After the winds died down a bit, we headed over to Raiatea the next island west. It was a short, but rolly sail dead down wind. Our friends on My Star also headed to Raiatea and Ben/Vera joined them to see how it was to sail aboard a 100+ footer. We ended up getting a mooring at the Moorings charter base for a couple of nights. We went to the “yacht club” there and we were the only ones there. It was eery to see all the unused charter boats lined up at the docks and at the moorings, as the borders were still closed during this time.
We motored over to the main port town in Raiatea, called Uturoa, to get fuel, provisions and propane. Then the kids from Flip Flops came aboard with us for the short sail up to Coral Gardens on Taha’a. Taha’a is north of Raiatea but within the same lagoon. We wanted to anchor by the reef, but again there were high winds predicted so we were able to get a mooring in the bay across from Coral Gardens.
In Coral Gardens, you could do a drift snorkel with the current between the motus. We snorkeled it several times, even if we got caught in the rain. We rode bikes, visited a local rum distillery and the kids did some SUPing.
Seeing it in the distance, we were soon ready to set sail for 30 nm daysail to Bora Bora – our western most point of our voyage. It was an especially unique time to be cruising these islands. The islands were COVID free but the borders remained closed so there were no tourists. No where was the lack of tourists more apparent than in Bora Bora, which was serendipitous for us. The first few days in Bora Bora were quite rainy. We visited the famous Bloody Mary’s restaurant and made a visit to the town for some provisions. The waters and mountain lived up to Bora Bora’s reputation of the ‘Pearl of the Pacific’ but the town left a lot to be desired.

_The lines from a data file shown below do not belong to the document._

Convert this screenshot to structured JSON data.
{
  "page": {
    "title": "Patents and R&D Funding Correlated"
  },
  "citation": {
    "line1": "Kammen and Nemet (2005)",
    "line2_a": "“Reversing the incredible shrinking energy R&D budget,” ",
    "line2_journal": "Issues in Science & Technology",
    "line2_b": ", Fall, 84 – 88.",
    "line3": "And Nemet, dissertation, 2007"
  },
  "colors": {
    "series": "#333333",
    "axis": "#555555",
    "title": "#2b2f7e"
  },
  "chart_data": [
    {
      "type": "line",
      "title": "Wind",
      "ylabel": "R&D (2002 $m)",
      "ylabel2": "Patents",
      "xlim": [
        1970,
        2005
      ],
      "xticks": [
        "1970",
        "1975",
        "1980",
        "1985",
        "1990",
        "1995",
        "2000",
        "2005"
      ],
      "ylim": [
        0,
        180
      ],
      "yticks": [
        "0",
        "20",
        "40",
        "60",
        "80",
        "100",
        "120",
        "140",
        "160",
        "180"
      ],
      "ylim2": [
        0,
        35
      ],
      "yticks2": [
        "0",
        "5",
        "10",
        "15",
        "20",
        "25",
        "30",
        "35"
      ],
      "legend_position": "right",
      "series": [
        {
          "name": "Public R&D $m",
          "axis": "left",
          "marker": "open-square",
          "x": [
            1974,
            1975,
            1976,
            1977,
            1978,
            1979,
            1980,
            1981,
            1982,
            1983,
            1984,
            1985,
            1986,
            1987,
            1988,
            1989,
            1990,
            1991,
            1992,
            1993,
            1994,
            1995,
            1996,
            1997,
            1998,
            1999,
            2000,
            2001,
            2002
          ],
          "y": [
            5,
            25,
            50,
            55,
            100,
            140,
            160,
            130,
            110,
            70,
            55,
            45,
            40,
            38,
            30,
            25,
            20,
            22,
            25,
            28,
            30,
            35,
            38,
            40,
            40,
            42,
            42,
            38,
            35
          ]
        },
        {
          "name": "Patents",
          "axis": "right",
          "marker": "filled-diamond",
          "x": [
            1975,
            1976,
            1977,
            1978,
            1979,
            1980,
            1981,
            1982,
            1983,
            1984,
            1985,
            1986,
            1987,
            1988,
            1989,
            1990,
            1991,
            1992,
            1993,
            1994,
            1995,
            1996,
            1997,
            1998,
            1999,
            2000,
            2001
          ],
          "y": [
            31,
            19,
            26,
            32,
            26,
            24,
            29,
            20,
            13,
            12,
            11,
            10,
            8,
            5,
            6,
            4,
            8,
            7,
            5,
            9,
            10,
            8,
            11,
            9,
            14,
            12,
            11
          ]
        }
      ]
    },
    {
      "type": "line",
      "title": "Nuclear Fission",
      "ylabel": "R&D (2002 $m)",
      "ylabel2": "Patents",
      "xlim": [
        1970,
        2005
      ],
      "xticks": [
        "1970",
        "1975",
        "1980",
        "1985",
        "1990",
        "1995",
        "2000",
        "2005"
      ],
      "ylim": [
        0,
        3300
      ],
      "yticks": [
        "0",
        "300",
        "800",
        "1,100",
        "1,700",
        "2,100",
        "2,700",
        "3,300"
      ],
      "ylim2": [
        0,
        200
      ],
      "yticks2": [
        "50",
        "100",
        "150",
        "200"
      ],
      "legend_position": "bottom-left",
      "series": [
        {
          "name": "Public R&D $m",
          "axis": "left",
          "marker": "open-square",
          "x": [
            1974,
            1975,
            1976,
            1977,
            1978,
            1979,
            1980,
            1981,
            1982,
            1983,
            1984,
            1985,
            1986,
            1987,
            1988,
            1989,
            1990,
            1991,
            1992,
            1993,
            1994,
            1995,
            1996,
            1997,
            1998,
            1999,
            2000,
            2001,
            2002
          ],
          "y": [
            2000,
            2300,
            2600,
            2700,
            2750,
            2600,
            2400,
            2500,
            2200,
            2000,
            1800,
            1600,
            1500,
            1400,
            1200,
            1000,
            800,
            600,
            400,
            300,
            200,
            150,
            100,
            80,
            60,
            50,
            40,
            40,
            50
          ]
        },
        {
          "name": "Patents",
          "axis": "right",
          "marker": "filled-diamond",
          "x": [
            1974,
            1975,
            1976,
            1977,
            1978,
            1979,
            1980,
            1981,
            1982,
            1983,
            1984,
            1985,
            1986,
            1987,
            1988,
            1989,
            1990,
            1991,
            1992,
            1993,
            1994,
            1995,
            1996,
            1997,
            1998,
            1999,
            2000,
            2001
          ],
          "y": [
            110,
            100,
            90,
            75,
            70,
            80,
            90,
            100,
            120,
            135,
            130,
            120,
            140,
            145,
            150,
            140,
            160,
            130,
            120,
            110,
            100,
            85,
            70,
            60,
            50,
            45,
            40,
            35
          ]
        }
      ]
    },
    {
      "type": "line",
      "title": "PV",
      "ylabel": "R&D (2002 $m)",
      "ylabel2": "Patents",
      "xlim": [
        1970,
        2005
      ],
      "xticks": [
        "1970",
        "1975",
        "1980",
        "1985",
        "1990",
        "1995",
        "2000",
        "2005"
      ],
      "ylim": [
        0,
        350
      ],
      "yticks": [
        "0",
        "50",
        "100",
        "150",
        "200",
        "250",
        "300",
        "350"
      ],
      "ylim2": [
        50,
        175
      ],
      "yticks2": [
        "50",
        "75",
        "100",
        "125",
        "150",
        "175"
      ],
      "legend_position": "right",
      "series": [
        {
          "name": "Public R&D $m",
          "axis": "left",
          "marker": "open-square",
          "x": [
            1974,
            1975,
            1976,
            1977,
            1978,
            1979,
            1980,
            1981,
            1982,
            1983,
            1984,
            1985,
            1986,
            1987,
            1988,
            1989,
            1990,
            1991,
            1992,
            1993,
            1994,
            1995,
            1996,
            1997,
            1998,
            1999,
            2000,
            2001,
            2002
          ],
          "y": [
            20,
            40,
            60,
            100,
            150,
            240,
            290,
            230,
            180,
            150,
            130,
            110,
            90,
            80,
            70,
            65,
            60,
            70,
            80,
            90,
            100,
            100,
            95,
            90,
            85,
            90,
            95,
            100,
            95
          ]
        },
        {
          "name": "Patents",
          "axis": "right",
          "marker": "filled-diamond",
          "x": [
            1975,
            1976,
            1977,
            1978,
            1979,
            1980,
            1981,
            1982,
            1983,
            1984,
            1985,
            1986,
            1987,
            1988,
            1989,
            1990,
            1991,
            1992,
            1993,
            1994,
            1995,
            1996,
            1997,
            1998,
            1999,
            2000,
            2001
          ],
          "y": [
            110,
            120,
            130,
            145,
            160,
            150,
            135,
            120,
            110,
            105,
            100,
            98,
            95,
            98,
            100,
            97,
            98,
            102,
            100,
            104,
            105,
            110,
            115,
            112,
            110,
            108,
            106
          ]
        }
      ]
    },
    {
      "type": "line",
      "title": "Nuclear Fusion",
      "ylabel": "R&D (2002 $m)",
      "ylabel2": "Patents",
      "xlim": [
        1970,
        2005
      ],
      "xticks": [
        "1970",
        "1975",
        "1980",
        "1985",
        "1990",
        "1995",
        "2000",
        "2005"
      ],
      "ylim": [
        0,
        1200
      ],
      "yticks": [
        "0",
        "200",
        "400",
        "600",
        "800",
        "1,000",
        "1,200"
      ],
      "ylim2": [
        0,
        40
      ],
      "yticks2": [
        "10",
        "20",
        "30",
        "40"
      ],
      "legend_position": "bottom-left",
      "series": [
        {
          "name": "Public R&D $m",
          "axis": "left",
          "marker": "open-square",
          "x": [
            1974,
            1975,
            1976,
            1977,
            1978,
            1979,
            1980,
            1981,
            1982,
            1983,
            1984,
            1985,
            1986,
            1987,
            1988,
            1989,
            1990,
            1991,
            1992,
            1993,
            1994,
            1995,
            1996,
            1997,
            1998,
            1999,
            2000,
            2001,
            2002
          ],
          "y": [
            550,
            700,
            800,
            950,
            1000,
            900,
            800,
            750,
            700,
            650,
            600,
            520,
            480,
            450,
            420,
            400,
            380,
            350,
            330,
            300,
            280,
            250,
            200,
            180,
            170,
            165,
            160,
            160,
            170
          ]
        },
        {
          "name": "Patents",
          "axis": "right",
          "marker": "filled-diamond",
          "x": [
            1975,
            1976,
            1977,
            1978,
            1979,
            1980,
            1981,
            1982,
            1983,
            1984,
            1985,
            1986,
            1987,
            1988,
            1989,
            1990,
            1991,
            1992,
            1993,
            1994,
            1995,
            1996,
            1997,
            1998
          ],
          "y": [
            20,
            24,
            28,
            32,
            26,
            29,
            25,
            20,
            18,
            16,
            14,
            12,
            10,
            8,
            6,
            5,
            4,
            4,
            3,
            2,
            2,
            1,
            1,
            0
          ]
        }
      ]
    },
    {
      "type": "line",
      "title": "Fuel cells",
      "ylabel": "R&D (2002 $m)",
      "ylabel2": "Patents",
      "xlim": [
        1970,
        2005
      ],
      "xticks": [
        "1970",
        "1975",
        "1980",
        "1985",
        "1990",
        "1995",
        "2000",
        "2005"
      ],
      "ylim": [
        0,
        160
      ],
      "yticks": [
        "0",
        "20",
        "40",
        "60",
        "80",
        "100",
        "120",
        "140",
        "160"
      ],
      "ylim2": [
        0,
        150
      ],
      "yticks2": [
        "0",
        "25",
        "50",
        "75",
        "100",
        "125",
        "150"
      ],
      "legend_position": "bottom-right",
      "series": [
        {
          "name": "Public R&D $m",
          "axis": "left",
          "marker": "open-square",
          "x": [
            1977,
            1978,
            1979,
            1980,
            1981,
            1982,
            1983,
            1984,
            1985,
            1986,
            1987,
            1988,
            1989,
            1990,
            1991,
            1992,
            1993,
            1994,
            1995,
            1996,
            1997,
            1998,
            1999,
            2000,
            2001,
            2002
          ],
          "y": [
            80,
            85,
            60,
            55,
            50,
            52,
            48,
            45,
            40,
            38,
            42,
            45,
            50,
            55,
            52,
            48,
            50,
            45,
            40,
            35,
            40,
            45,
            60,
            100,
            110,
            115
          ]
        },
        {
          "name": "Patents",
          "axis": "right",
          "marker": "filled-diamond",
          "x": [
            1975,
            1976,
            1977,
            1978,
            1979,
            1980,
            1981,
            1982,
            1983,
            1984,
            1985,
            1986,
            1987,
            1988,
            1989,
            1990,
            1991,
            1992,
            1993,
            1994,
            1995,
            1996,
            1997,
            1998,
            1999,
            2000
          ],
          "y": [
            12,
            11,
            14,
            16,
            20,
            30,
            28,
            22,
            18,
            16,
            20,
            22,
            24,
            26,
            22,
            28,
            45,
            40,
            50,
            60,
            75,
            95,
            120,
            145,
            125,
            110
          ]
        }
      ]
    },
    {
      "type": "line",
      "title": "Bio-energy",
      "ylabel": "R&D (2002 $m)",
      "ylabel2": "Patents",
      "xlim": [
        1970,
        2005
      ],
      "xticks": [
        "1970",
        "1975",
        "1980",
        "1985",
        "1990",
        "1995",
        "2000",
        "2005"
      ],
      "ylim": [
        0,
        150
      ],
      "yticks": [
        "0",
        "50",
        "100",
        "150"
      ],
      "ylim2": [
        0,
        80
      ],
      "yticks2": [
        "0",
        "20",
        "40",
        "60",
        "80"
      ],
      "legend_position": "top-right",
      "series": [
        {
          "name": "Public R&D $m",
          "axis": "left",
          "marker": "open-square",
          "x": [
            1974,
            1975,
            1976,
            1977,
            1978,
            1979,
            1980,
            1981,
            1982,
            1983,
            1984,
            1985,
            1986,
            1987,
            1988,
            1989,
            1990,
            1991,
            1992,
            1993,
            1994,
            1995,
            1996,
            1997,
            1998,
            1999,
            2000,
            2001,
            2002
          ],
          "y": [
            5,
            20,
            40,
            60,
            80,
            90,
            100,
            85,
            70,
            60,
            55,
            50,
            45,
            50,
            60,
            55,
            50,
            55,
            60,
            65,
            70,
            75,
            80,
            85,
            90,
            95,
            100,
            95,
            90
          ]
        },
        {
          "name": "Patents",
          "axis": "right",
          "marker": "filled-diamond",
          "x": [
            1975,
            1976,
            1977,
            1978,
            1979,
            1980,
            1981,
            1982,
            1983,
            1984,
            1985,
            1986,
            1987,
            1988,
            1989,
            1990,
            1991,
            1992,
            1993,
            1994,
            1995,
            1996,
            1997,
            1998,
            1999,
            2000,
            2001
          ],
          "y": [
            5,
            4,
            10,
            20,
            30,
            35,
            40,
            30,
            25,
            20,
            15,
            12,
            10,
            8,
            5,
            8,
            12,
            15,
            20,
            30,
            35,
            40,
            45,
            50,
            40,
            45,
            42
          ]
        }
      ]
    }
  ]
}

After our friends on My Star arrived, we decided to live it up did a hike, a guided snorkeling tour with bbq and an ATV tour of the island. We had sailed about 10,000 miles to get here, so why not. The island views were so picturesque, they sometimes looked fake.
From Bora Bora, we had to head east (upwind) 145 miles back to Papeete for Verbena to catch her freighter to the US. We hopped back to Raiatea for a couple of days where we had a nice hike and send off dinner on My Star.
From Raiatea, we had a pretty rough 30 nm sail back to Fare, Huahine. The seas were high and it was windy but Verbena was able to sail close enough to the wind to make the passage in one long port tack. We went to the yacht club with Flip Flops and had our WiFi and burger fix. Then we set off pre-dawn to sail for Moorea for a few last lazy south pacific days. It was an easy trip to Moorea, started out as a motor, then a motor sail, then a nice sail. While in Moorea, a trip highlight was swimming with humpback whales! They were so massive and so close – we’ve never seen anything like it!
Back in Papeete, gearing up for Verbena shipping, we did some boat cleaning and packing. While still in the warm, clear blue water, the kids completed their dive certifications and are now certified divers.
Once the boat was loaded just in time, we flew back to the USA later that evening. We arrived in French Polynesia on March 12th and left on August 11th, one day before our extended visas were set to expired. We will next meet Verbena in early September in Willmington, North Carolina and sail her back to our home New England waters.